If this is a no go, try this algorithm:
Create a very big file on the harddisk. It is very important that you write this in one go so the OS will allocate a continuous space on disk.
Write all your objects into that file. Make sure that each object is the same size (or give each the same space in the file and note the length in the first few bytes of of each chunk). Use an empty harddisk or a disk which has just been defragmented.
In a data structure, keep the offsets of each data chunk and how often it is accessed. When it is accessed very often, swap its position in the file with a chunk that is closer to the start of the file and which has a lesser access count.
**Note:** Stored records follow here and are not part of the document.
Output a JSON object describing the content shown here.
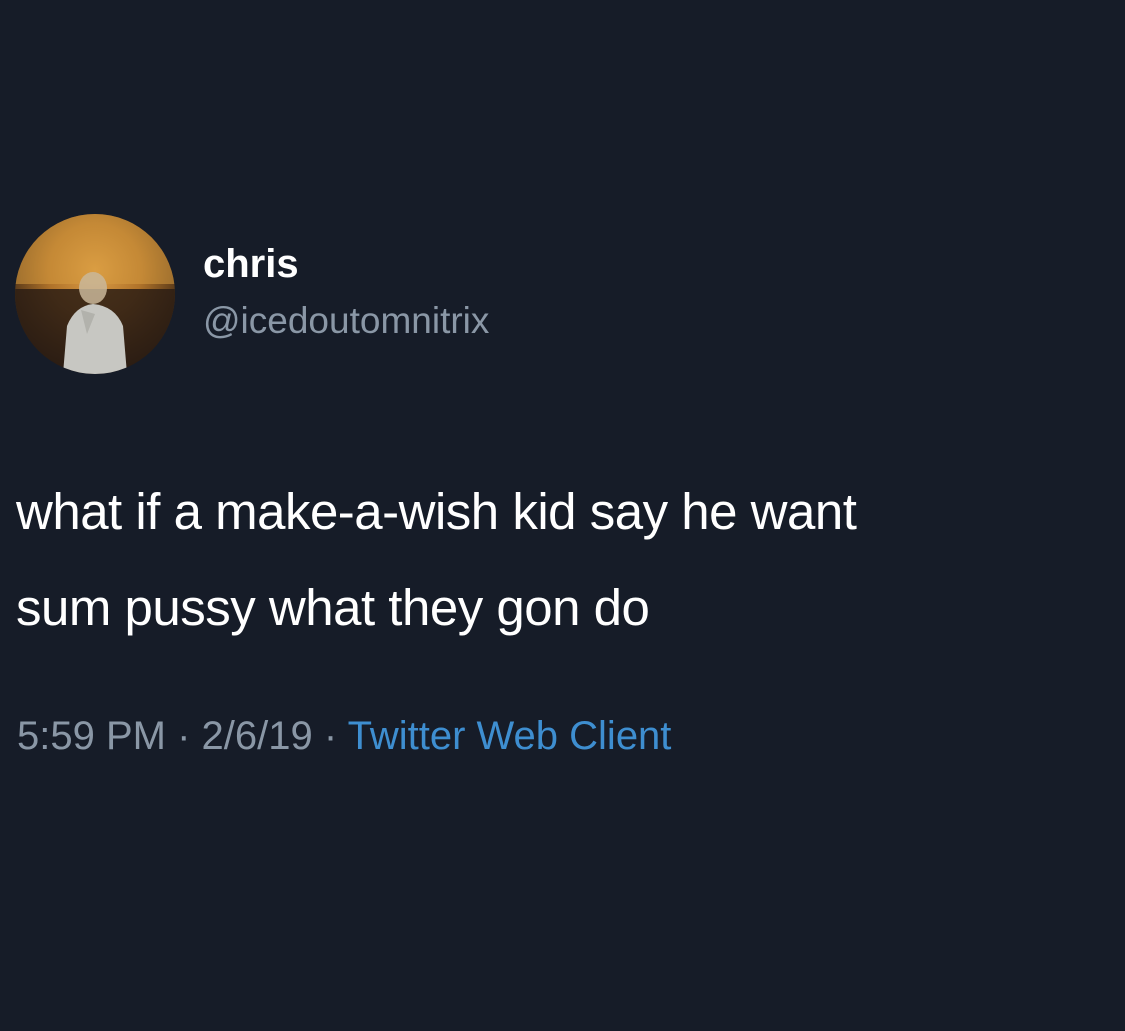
{
  "tweet": {
    "author": {
      "display_name": "chris",
      "handle": "@icedoutomnitrix"
    },
    "text_lines": [
      "what if a make-a-wish kid say he want",
      "sum pussy what they gon do"
    ],
    "meta": {
      "time": "5:59 PM",
      "separator": "·",
      "date": "2/6/19",
      "source": "Twitter Web Client"
    }
  },
  "colors": {
    "background": "#161c28",
    "text_primary": "#ffffff",
    "text_secondary": "#8a97a6",
    "link": "#3e8ed0"
  }
}
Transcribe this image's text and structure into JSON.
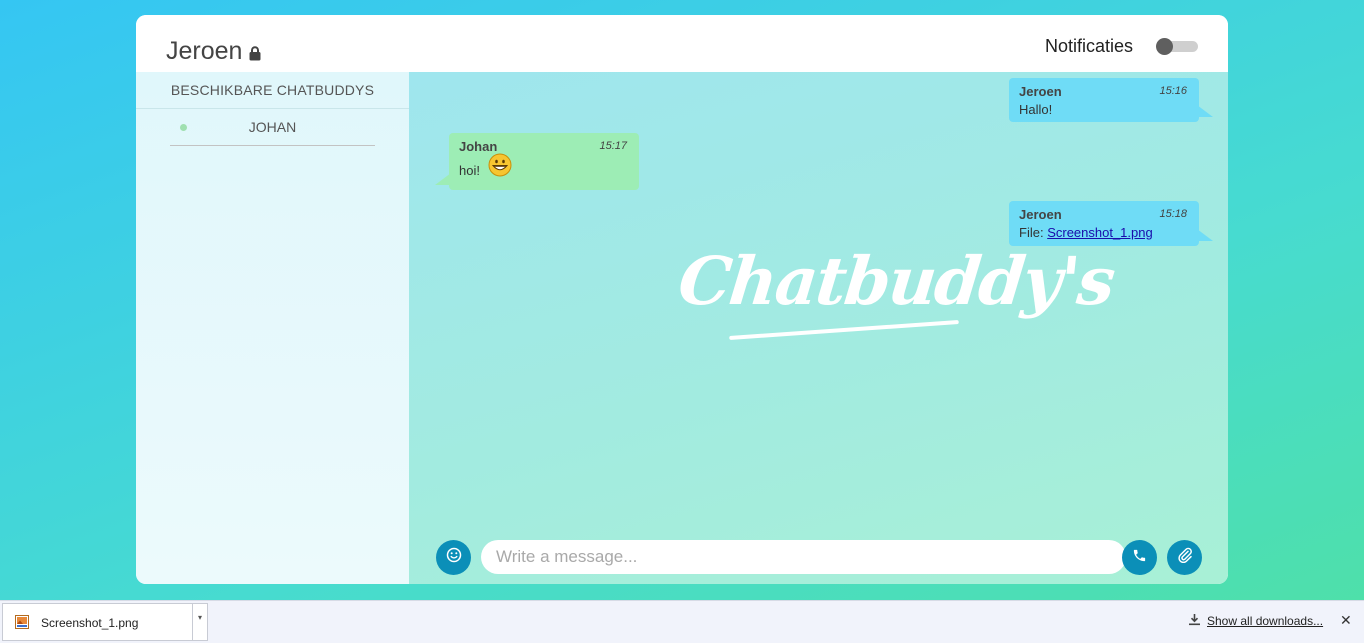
{
  "header": {
    "user_name": "Jeroen",
    "notifications_label": "Notificaties",
    "notifications_enabled": false
  },
  "sidebar": {
    "title": "BESCHIKBARE CHATBUDDYS",
    "buddies": [
      {
        "name": "JOHAN",
        "status": "online"
      }
    ]
  },
  "messages": [
    {
      "sender": "Jeroen",
      "time": "15:16",
      "text": "Hallo!",
      "direction": "outgoing"
    },
    {
      "sender": "Johan",
      "time": "15:17",
      "text": "hoi!",
      "emoji": "grinning-face",
      "direction": "incoming"
    },
    {
      "sender": "Jeroen",
      "time": "15:18",
      "file_prefix": "File:",
      "file_name": "Screenshot_1.png",
      "direction": "outgoing"
    }
  ],
  "logo_text": "Chatbuddy's",
  "composer": {
    "placeholder": "Write a message...",
    "emoji_icon": "smiley-icon",
    "call_icon": "phone-icon",
    "attach_icon": "paperclip-icon"
  },
  "downloads_bar": {
    "file_name": "Screenshot_1.png",
    "show_all_label": "Show all downloads..."
  },
  "colors": {
    "outgoing_bubble": "#6fdcf6",
    "incoming_bubble": "#9dedb5",
    "button_blue": "#0b8fb8",
    "online_dot": "#9fe0b0"
  }
}
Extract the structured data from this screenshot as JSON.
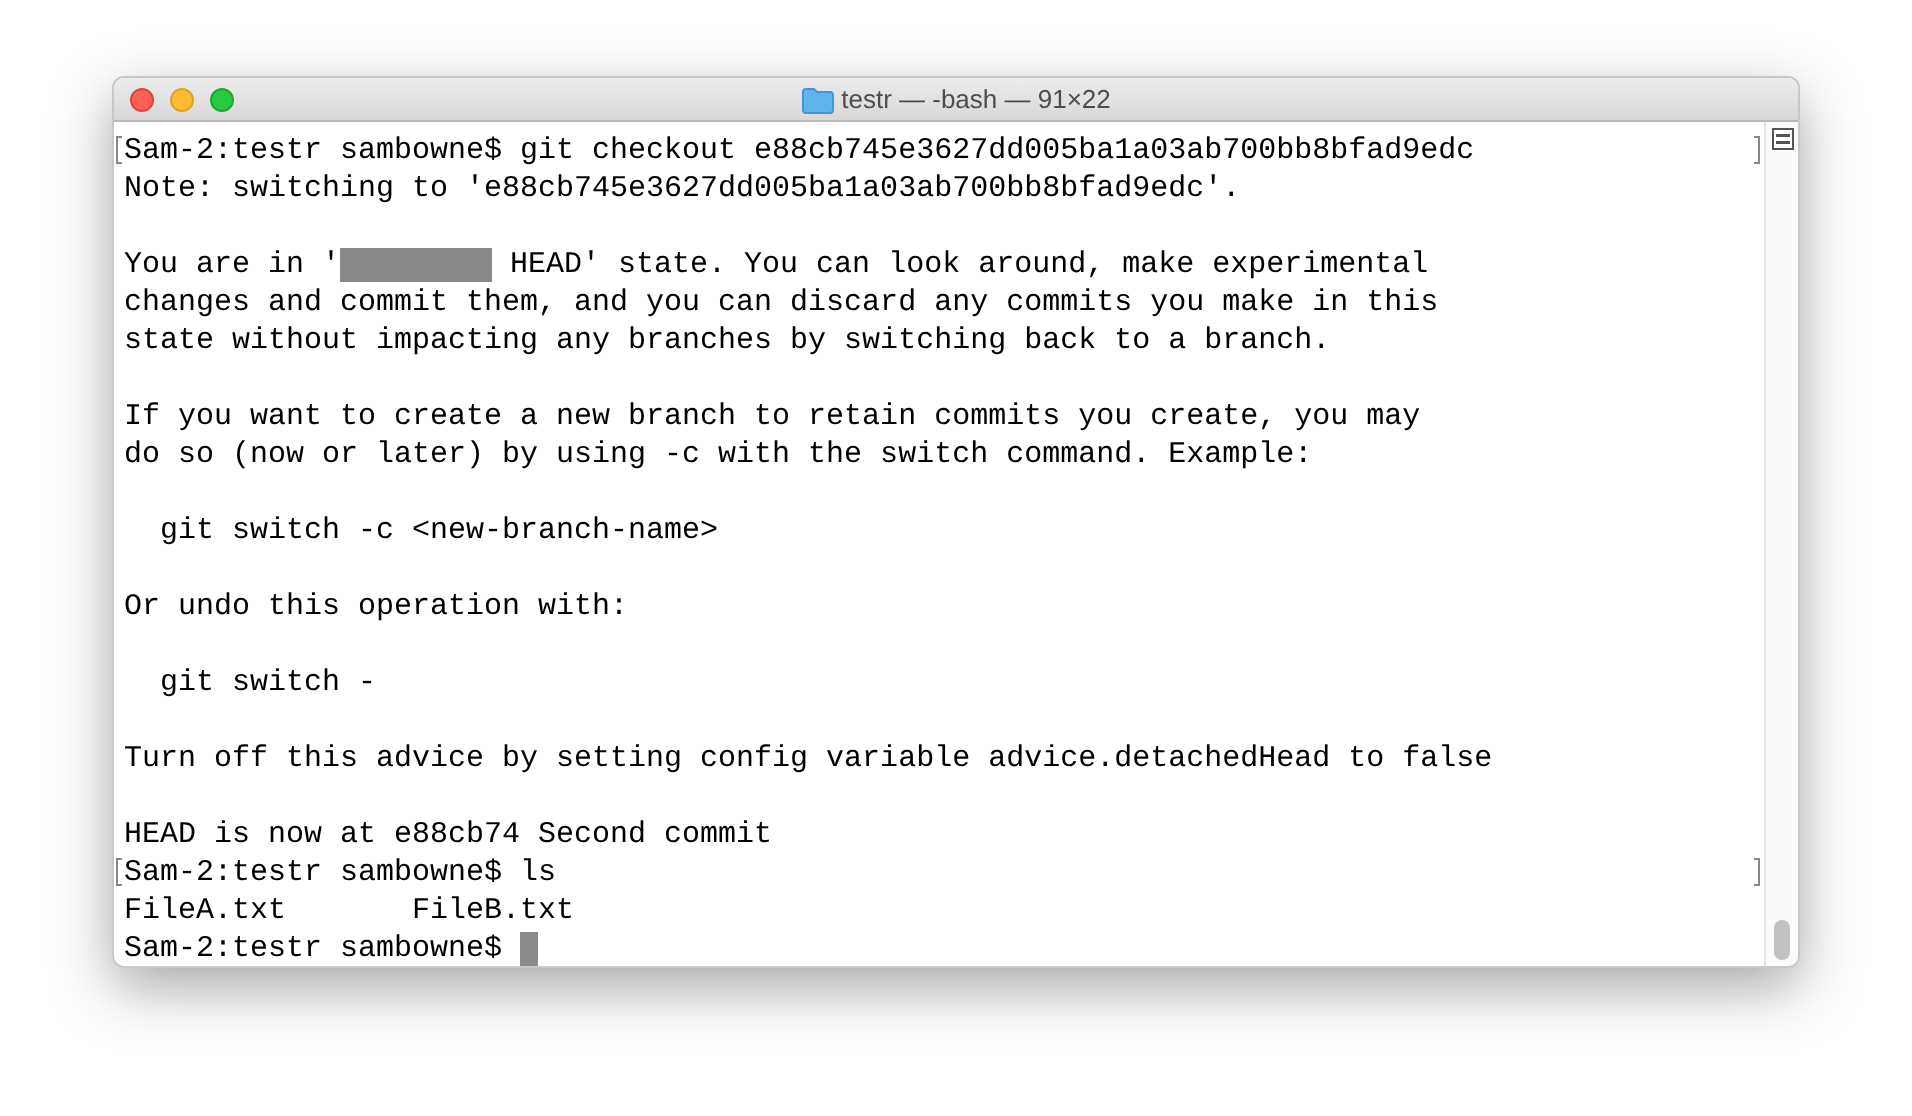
{
  "window": {
    "title": "testr — -bash — 91×22"
  },
  "lines": [
    {
      "kind": "text",
      "text": "Sam-2:testr sambowne$ git checkout e88cb745e3627dd005ba1a03ab700bb8bfad9edc",
      "marked": true,
      "cursor": false
    },
    {
      "kind": "text",
      "text": "Note: switching to 'e88cb745e3627dd005ba1a03ab700bb8bfad9edc'.",
      "marked": false,
      "cursor": false
    },
    {
      "kind": "blank"
    },
    {
      "kind": "redacted",
      "before": "You are in '",
      "after": " HEAD' state. You can look around, make experimental",
      "marked": false,
      "cursor": false
    },
    {
      "kind": "text",
      "text": "changes and commit them, and you can discard any commits you make in this",
      "marked": false,
      "cursor": false
    },
    {
      "kind": "text",
      "text": "state without impacting any branches by switching back to a branch.",
      "marked": false,
      "cursor": false
    },
    {
      "kind": "blank"
    },
    {
      "kind": "text",
      "text": "If you want to create a new branch to retain commits you create, you may",
      "marked": false,
      "cursor": false
    },
    {
      "kind": "text",
      "text": "do so (now or later) by using -c with the switch command. Example:",
      "marked": false,
      "cursor": false
    },
    {
      "kind": "blank"
    },
    {
      "kind": "text",
      "text": "  git switch -c <new-branch-name>",
      "marked": false,
      "cursor": false
    },
    {
      "kind": "blank"
    },
    {
      "kind": "text",
      "text": "Or undo this operation with:",
      "marked": false,
      "cursor": false
    },
    {
      "kind": "blank"
    },
    {
      "kind": "text",
      "text": "  git switch -",
      "marked": false,
      "cursor": false
    },
    {
      "kind": "blank"
    },
    {
      "kind": "text",
      "text": "Turn off this advice by setting config variable advice.detachedHead to false",
      "marked": false,
      "cursor": false
    },
    {
      "kind": "blank"
    },
    {
      "kind": "text",
      "text": "HEAD is now at e88cb74 Second commit",
      "marked": false,
      "cursor": false
    },
    {
      "kind": "text",
      "text": "Sam-2:testr sambowne$ ls",
      "marked": true,
      "cursor": false
    },
    {
      "kind": "text",
      "text": "FileA.txt       FileB.txt",
      "marked": false,
      "cursor": false
    },
    {
      "kind": "text",
      "text": "Sam-2:testr sambowne$ ",
      "marked": false,
      "cursor": true
    }
  ]
}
[EDIT] Access this file with the memory-mapped API of your OS to allow the OS to effectively cache the most used parts to get best performance until you can optimize the file layout next time.
Over time, heavily accessed chunks will bubble to the top. Note that you can collect the access patterns over some time, analyze them and do the reorder over night when there is little load on your machine. Or you can do the reorder on a completely different machine and swap the file (and the offset table) when that's done.
That said, you should really rely on a modern OS where a lot of clever people have thought long and hard to solve these issues for you.
That's an interesting challenge. Unfortunately, I don't know how to solve this out of the box, either. Corbin's approach sounds reasonable to me.
Here's a little optimization suggestion, at least: Place the most-accessed items at the center of your disk (or unfragmented file), not at the start of end. That way, seeking to lesser-used data will be closer by average. Err, that's pretty obvious, though.
Please let us know if you figure out a solution yourself.